A bord d’un bus de l’insigne compagnie de transport malienne « Gana Transport » nous fîmes connaissance avec les sièges qui accueilleraient nos corps engourdis par de trop longues heures de voyage à des températures avoisinant les 40°C.
Certes le confort est modeste puisqu’il s’agit de sièges en bois garnis de mousse et recouvert de skaï dont l’épiderme peut atteindre les 60°C, mais les dossiers de bois garantissent le dos contre les impatiences du voyageur situé juste derrière soi.
Après avoir parcouru quelques 600 kilomètres et fait quelques haltes dont la plus longue n’excéda pas les 20 minutes, le bus stationna à Kidira, poste frontière du Mali.
Au regard de l’espace alloué à chaque passager (de quoi glisser les genoux) il me parut opportun de dormir dehors, allongé à même le sol sur une dalle de béton, une bouteille d’eau en guise de coussin, dans « l’espoir » de glaner quelques heures propices au sommeil.
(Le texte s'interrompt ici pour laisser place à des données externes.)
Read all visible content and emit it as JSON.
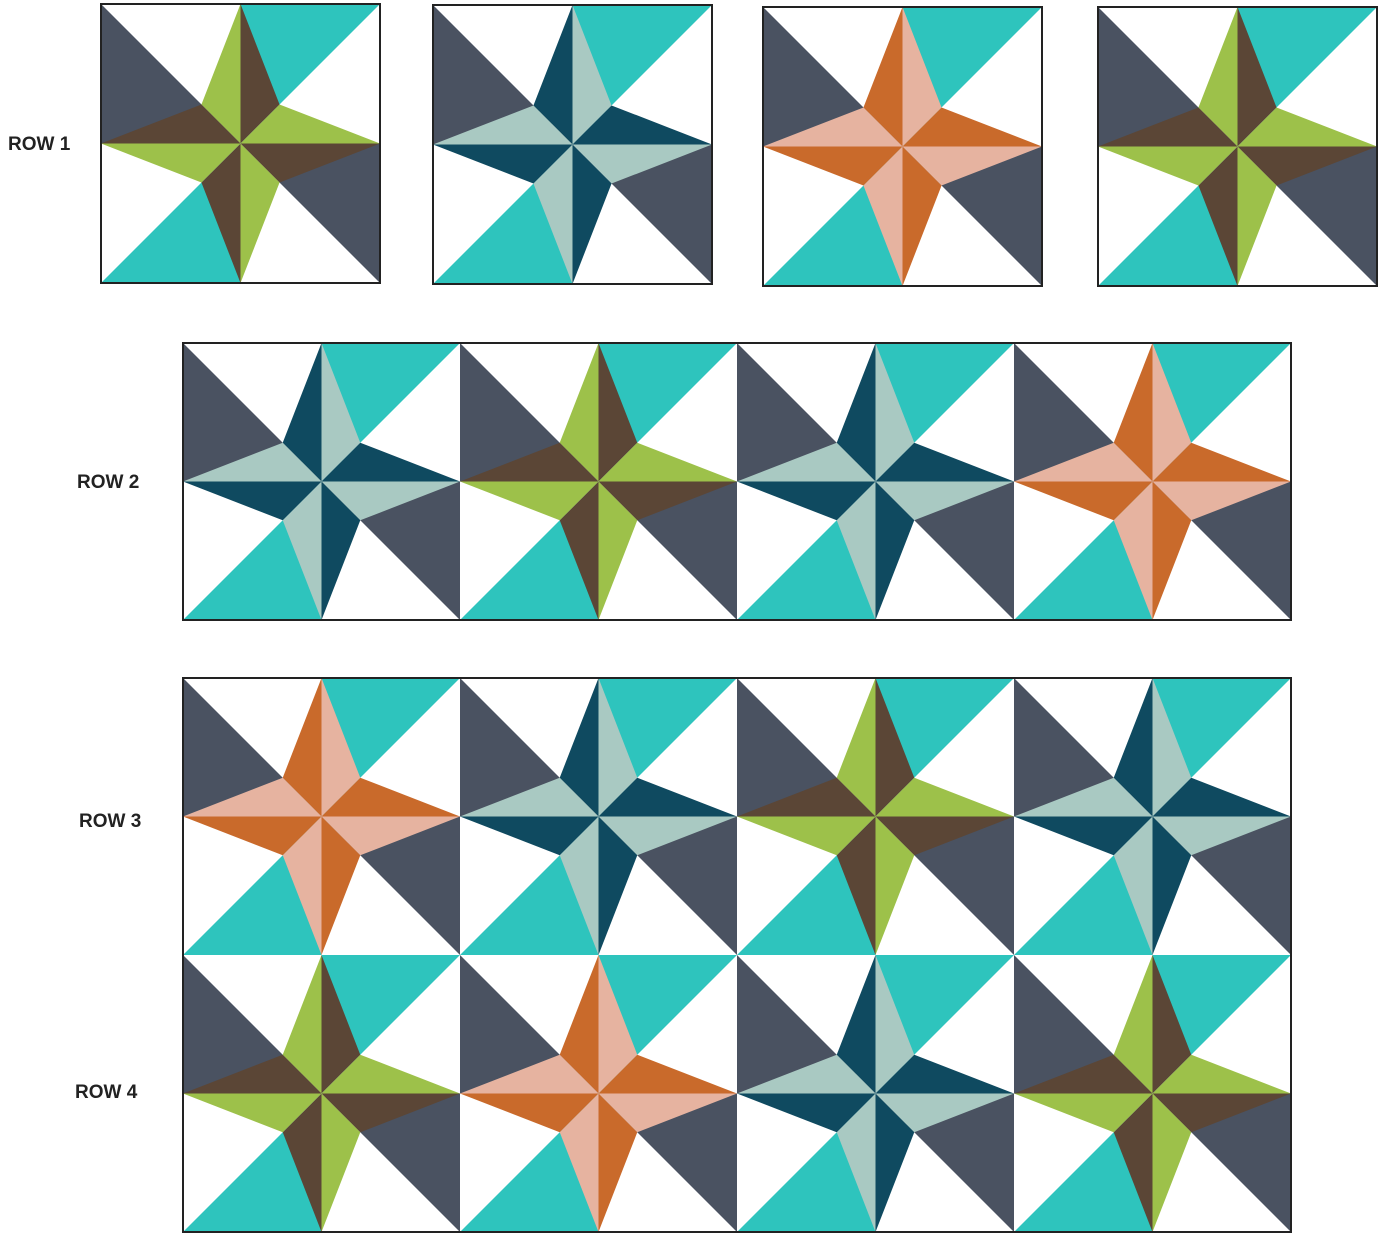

Alors que sans la moindre difficulté mon corps épousait la dalle de béton pour s’y lover, une main délicate mais insistante me secoua les orteils et une voix surgit de l’obscurité : « il faut venir là, ici ce n’est pas propre » ; un homme m’invitait diligemment à partager sa natte, une couverture posée à même le sable (plutôt de la poussière), aussi je me levai et prenai place sur cette couche inespérée, confiant mon crâne aux bons soins du sol meuble.
Le petit-déjeuner consista en une tasse de lait concentré dilué dans de l’eau, agrémenté d’une mesure de nescafé et un morceau de pain dont le coeur était de margarine mi-ferme/mi-liquide.
Puis la main droite en écuelle je recueillis l’eau du satala (sorte de cruche à couvercle en plastique) pour m’en asperger le visage et effectuer de la sorte une toilette sommaire, très matinale.
Après quoi je me dirigeai vers le seul blanc présent (à l’exception de Dino Jaffé, un New-yorkais rencontré à Pompier) pour partager quelques instants.
Professeur finlandais échoué sur la latérite pour deux semaines, nous échangeâmes propos, idées et impressions sur le voyage, l’Afrique, l’Occident et l’homme ; il me conta par ailleurs la douceur de la vie en Finlande.
DJ, quant à lui, est New-yorkais, « traveller » et son voyage tend à s’achever ici, au Mali, après treize mois et quarante pays visités ; toujours nous thésaurisons, sommes-nous si vides qu’il nous faille sans cesse accumuler ?
Généreux et épuisé par plus d’un an de pérégrinations à travers le monde, DJ peine à articuler et envisage sérieusement son retour à N-Y et la reprise de son activité de publicitaire ; « he loves N-Y ».
Nous fûmes à la gare routière de Bamako à 23 heures après 1400 kilomètres et deux jours plus une nuit de voyage puis, les tracasseries techniques réglées (plus de batteries sur le portable de Samuel), nous joignîmes et rejoignîmes la famille d’accueil, famille Diabaté à Niamakoro Koko, quartier populaire au sud-est de Bamako, derrière le fleuve sacré Niger, Joliba en Bambara.
Nous partons demain pour Sikasso, à la frontière de la Côte d’Ivoire et du Burkina Faso, promenant nos semelles de feu sur les routes fertiles de la rencontre et du partage.